One of the things many people have said about MAD MAX: FURY ROAD is that it’s all one car chase. Though that is false, it’s really a series of a whole bunch of car chases... how do you make sure the scenes in a story like this are all unique and interesting when they are all *car chases*? You’ve seen one car chase, you’ve seen them all, right?
Wrong.
Or, should be wrong. Our job as screenwriters is to make every single scene unique, even if our story is made up of a bunch of car chase scenes. So let’s take a look at the latest Mad Max movie and see how they made each scene unique...
CHASE STORY
Some of you may be wondering how a screenplay can be one long chase scene (or a series of chase scenes), so let’s start there. No one ever seemed to raise that issue with NORTH BY NORTHWEST (1959) or THE 39 STEPS (1935) or THE FUGITIVE (1993) or even THE FUGITIVE TV series which ran four years and 120 episodes (102 hours after you subtract the commercials)... and was all a chase. Chase stories are nothing new in cinema, but this is the first time the Mad Max series has used one, despite being all about cool cars in a post nuclear future where people kill for gasoline.
The story opens with Max (Tom Hardy), haunted by the murder of his wife and child, captured by one of Immortan Joe’s (Hugh Keays-Byrne who played Toe Cutter in MAD MAX) raiding parties and taken to the villain’s stronghold, The Citadel. Joe is an evil dictator who uses his water well and rationing to subjugate his people, and keeps an army of “War Boys” (pale, cancerous, radiation poisoned men raised from birth to die for their leader). Joe also has a harem of wives locked up so that none can escape before they can bear him an heir... and a handful of trusted Lieutenants (Imperators) lead by the one armed Furiosa (Charlize Theron).
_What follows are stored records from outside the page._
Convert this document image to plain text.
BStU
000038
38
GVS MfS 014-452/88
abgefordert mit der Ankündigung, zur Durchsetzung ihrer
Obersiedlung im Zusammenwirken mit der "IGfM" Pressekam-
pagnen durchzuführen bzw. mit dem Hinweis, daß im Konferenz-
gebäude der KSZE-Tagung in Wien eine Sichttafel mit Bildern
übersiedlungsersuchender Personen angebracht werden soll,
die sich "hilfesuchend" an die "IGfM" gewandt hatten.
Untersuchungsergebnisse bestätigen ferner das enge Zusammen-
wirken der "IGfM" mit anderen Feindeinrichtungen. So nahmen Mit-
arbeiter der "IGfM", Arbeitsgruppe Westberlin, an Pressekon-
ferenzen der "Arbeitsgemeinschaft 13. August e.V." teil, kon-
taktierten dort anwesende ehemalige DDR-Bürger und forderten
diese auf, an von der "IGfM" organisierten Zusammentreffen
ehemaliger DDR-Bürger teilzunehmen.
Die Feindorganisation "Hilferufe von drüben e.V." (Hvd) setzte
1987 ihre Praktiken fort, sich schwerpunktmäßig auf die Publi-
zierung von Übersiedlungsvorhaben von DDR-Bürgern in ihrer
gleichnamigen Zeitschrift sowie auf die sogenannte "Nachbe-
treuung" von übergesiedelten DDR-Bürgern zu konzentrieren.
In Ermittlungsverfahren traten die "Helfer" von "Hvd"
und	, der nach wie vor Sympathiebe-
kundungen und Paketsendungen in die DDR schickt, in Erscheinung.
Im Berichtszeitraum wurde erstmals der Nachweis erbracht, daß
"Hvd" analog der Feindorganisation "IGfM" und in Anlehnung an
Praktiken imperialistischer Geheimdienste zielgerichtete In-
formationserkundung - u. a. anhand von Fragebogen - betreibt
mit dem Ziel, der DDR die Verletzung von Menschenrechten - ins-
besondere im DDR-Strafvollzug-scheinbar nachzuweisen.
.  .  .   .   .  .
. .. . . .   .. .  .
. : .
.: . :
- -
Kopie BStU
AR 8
When Furiosa is tasked with a “milk run” to deliver supplies to the Gas Town and the Bullet Farm and pick up supplies for the Citadel... she drives her huge tanker truck War Wagon off course... and makes a run for it. She has the five wives hidden away inside, and all six women are looking for freedom. When War Boy Nux (Nicholas Hoult) needs a transfusion to stay alive, Max becomes his human “blood bag” and ends up being taken into battle after Joe discovers his brides missing and sends his troops to chase down Furiosa. And that’s the story: Joe and his War Boys chase Furiosa and the Runaway Brides through the desert, with Max mounted on the front of Nux’s car like the figurehead on a ship...
Which is part of the key to keeping all of these car chase segments unique: don’t limit yourself to thinking of them as “car chases” and open your mind to “casting” the chases in different genres, like pirate movies. We’ll get to that in a moment, but first let’s look at the different car chases in the story and what makes them different.
DIFFERENT CHASES
MAD MAX: FURY ROAD isn’t one long car chase, but a series of different chases often broken up by moments where characters expose the vulnerability beneath their tough skins, or fight using machetes, or both simultaneously. Usually in an action screenplay you alternate the type of action scenes so that you don’t end up with two car chases in a row... but even then you want unique action scenes. The same as if you were writing a horror script or drama or thriller or comedy or any other genre. No scenes we’ve seen before. But FURY ROAD has that additional challenge of being just about all car chases.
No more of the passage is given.